HOLOPIS.COM, JAKARTA – Pemerintah Iran tengah mempertimbangkan langkah besar yang berpotensi mengguncang perdagangan global. Negara tersebut berencana melegalkan pungutan terhadap kapal yang melintasi Selat Hormuz, salah satu jalur vital pengiriman minyak dan gas dunia.
Rencana ini disampaikan oleh anggota parlemen Iran, Mohammadreza Rezaei Kouchi, yang menyebut bahwa pemerintah ingin menyusun undang-undang untuk memperkuat kedaulatan dan kontrol atas Selat Hormuz.
“Kami ingin menetapkan dasar hukum untuk mengenakan pungutan kepada kapal yang melintas,” ujarnya, seperti dikutip Holopis.com dari kantor berita Tasnim, Jumat (27/3/2026).
Alasan dan Rencana Kebijakan
Menurut Kouchi, pungutan tersebut bertujuan untuk:
- Menjamin keamanan kapal yang melintas
- Memperkuat kontrol Iran atas jalur strategis
- Menambah sumber pendapatan negara
Rancangan aturan ini masih dalam tahap awal dan akan dibahas lebih lanjut sebelum diajukan ke parlemen.
Biaya Bisa Capai Rp33 Miliar
Sebelumnya, laporan media internasional menyebut Iran telah mulai mengenakan biaya hingga 2 juta dolar AS atau sekitar Rp33,8 miliar untuk kapal komersial yang melintas.
Wakil Menteri Luar Negeri Iran, Vahid Jalalzadeh, mengatakan aturan resmi akan diberlakukan setelah konflik di kawasan mereda, bahkan direncanakan bekerja sama dengan Oman.
Langkah ini muncul di tengah memanasnya konflik di Timur Tengah, termasuk serangan antara Amerika Serikat, Israel, dan Iran.
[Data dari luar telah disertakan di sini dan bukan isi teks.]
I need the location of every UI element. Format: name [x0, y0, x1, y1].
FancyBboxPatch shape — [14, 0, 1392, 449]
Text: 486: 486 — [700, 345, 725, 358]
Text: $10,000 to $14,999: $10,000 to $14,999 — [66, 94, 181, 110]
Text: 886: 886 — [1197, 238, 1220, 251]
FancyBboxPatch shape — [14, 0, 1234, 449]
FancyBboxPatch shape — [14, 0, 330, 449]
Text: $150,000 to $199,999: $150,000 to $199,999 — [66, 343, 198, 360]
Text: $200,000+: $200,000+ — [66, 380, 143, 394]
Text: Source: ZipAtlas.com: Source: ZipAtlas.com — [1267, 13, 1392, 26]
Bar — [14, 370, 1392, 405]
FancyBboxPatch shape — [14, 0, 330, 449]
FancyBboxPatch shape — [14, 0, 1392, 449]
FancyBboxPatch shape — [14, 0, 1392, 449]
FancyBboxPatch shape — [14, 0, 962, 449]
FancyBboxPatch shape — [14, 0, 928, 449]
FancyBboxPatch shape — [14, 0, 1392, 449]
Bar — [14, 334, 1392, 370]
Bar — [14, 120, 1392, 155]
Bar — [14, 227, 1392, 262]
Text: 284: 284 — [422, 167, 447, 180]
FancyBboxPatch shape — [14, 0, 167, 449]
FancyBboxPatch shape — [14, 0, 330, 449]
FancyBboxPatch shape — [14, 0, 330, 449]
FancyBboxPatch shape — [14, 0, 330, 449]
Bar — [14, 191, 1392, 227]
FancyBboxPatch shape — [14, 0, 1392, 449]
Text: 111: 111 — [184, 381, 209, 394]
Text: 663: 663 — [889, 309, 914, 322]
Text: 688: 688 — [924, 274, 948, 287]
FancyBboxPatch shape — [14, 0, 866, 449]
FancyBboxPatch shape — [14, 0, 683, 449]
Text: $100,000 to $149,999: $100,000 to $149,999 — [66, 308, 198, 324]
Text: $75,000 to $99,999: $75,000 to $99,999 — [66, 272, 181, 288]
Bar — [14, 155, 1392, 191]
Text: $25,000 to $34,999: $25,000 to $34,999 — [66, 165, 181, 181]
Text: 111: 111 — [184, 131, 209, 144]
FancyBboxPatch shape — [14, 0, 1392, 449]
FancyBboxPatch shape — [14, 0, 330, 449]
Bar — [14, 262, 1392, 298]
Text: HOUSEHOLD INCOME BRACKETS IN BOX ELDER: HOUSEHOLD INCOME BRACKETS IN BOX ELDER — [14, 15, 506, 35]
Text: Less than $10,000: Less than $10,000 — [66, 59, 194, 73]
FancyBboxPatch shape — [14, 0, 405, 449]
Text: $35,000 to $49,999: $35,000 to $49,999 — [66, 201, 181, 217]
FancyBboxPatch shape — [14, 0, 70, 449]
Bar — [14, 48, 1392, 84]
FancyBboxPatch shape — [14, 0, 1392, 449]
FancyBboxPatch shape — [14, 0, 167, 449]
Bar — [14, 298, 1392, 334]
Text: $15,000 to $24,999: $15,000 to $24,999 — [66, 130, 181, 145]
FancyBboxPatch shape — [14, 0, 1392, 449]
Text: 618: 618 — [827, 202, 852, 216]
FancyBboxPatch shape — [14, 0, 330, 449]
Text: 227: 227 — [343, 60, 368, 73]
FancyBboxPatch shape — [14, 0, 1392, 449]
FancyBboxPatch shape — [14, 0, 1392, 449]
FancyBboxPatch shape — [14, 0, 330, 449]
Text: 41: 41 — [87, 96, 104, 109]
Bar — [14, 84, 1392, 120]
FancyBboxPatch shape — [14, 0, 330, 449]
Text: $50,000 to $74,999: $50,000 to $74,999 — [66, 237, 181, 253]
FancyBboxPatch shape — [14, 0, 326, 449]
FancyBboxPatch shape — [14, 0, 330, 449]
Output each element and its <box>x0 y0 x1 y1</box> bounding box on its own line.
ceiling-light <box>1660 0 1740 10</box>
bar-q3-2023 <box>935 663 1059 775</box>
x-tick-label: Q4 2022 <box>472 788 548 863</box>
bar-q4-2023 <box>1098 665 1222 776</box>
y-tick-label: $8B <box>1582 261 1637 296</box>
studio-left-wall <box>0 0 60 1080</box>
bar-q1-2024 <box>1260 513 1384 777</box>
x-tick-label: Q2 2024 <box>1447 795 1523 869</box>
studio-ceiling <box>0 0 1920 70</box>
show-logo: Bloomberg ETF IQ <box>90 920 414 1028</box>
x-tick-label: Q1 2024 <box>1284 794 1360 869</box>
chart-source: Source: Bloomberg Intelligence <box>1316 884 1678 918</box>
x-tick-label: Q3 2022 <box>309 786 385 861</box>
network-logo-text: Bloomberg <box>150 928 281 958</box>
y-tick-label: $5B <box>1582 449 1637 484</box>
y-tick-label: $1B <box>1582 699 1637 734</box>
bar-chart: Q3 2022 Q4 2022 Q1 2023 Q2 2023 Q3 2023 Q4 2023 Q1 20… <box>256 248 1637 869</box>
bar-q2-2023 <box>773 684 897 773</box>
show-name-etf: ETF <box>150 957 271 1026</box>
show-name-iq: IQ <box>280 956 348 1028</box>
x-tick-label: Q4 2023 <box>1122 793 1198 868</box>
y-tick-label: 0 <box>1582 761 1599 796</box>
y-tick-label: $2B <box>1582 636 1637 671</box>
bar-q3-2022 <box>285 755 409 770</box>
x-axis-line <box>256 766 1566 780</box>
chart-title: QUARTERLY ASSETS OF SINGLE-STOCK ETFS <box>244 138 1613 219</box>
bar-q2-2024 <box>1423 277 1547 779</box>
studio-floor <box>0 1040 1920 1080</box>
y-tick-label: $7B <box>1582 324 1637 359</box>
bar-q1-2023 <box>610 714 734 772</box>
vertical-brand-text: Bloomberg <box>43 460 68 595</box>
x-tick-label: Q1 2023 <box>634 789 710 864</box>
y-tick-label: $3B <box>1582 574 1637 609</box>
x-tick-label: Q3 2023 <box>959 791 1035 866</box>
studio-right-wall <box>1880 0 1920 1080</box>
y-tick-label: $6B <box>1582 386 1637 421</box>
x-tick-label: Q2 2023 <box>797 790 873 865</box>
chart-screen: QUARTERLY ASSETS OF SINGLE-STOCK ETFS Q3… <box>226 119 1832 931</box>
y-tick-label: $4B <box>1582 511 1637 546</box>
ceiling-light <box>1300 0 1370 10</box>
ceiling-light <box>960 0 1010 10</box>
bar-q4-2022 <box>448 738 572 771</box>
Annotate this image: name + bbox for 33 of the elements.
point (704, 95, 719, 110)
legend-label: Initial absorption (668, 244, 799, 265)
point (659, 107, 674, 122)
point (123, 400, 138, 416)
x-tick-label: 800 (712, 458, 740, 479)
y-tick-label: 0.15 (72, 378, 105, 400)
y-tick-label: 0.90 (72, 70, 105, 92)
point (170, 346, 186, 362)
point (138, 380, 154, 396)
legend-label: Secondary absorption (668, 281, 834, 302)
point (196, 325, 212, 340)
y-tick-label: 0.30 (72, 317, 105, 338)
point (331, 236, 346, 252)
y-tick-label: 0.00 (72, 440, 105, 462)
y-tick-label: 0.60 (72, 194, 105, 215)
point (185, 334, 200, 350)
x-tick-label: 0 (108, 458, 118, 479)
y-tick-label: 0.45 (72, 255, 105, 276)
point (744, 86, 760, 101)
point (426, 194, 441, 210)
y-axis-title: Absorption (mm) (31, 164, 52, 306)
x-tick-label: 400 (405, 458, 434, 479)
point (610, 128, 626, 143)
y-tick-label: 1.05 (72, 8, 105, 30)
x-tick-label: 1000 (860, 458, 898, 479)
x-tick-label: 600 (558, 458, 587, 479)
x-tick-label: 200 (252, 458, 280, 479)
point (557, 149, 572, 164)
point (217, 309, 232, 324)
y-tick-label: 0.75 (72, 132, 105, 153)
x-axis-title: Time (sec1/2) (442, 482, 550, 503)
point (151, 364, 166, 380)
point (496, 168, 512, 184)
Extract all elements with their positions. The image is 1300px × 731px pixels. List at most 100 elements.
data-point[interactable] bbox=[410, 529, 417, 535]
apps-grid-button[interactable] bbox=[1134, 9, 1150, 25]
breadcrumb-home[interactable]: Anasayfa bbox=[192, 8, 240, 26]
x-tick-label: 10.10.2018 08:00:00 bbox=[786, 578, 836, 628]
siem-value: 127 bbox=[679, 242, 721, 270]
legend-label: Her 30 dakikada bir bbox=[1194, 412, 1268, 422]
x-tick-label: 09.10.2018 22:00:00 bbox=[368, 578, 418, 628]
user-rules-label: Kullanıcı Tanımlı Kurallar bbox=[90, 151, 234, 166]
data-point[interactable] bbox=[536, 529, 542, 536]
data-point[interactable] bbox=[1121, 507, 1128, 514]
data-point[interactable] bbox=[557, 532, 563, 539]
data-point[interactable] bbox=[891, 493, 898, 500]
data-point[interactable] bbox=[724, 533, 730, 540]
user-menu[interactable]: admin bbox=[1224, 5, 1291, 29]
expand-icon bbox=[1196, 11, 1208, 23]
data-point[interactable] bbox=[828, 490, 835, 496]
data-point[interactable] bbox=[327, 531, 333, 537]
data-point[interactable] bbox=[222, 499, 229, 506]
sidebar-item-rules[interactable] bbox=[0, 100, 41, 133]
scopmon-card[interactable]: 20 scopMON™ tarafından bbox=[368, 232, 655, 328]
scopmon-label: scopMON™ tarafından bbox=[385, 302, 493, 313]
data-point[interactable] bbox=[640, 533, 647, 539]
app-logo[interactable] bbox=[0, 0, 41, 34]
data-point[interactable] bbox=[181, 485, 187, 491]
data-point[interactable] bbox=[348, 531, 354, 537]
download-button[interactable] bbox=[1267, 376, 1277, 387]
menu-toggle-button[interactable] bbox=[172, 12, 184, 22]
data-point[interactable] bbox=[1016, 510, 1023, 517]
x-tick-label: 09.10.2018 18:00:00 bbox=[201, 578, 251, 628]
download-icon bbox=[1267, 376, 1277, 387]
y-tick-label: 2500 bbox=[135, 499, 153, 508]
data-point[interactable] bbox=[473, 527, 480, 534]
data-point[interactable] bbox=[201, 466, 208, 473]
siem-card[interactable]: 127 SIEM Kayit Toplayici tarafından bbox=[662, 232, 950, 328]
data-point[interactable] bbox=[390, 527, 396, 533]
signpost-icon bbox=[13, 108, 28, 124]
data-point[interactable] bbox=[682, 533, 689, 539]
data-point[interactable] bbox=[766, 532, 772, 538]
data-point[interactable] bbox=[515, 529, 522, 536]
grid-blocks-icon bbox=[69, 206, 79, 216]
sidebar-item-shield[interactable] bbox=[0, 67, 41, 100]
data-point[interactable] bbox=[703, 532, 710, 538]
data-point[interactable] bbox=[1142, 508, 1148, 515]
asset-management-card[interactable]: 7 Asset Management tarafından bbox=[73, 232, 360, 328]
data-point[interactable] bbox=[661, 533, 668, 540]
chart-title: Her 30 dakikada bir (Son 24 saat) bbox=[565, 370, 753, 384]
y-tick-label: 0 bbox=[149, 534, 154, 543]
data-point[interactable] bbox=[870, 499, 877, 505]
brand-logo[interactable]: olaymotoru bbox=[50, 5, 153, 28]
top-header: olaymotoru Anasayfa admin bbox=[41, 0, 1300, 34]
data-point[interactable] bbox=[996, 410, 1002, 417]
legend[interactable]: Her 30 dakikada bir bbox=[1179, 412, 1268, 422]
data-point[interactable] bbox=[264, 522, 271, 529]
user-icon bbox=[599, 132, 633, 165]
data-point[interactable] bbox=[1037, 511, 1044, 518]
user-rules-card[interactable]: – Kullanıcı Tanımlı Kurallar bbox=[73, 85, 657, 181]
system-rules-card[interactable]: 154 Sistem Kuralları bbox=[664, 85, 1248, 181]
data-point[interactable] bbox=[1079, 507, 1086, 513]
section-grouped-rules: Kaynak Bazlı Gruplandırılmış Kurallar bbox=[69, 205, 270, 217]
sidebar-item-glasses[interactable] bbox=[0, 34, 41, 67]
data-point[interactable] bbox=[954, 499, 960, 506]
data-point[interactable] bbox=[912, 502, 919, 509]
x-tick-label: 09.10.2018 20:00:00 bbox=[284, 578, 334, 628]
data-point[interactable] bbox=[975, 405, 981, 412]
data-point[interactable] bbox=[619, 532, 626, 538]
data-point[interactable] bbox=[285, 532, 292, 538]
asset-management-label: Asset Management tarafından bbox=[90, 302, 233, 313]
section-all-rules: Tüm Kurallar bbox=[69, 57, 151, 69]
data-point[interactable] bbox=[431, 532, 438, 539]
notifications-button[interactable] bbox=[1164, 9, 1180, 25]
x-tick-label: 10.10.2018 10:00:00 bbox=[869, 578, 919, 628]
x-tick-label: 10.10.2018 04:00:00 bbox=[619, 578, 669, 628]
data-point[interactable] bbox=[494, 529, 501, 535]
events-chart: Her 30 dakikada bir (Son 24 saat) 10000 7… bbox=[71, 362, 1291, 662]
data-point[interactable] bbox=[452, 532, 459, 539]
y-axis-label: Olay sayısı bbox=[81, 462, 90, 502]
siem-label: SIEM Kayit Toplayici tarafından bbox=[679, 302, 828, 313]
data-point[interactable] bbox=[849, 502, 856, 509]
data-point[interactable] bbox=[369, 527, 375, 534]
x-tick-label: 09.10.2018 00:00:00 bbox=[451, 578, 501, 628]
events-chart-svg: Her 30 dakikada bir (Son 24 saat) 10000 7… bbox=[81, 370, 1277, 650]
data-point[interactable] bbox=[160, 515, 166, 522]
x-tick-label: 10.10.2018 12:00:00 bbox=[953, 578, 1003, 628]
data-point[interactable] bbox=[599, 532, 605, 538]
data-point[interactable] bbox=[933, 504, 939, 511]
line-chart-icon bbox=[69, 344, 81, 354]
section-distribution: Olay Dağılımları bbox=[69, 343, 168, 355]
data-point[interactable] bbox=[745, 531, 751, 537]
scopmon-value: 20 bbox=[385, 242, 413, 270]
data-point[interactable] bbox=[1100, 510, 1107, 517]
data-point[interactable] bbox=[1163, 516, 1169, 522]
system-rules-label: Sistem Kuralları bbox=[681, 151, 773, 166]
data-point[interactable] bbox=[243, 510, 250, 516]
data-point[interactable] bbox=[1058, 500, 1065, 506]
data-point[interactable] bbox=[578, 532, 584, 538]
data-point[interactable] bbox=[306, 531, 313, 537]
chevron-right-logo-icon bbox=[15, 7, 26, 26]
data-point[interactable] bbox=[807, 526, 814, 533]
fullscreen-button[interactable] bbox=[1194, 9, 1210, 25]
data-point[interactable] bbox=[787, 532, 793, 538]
Eskalasi tersebut sempat menyebabkan gangguan di Selat Hormuz, yang menjadi jalur utama distribusi energi global. Dampaknya antara lain:
- Terganggunya pasokan minyak dan gas dunia
- Kenaikan harga energi global
- Risiko inflasi di berbagai negara
Selat Hormuz sendiri merupakan jalur strategis yang dilalui sebagian besar ekspor minyak dari negara-negara Teluk. Jika kebijakan pungutan ini benar-benar diterapkan, dampaknya diperkirakan tidak hanya dirasakan kawasan, tetapi juga ekonomi global secara luas.
Para pengamat menilai, keputusan Iran ini bisa menjadi faktor baru yang memengaruhi stabilitas pasar energi dunia dalam waktu dekat.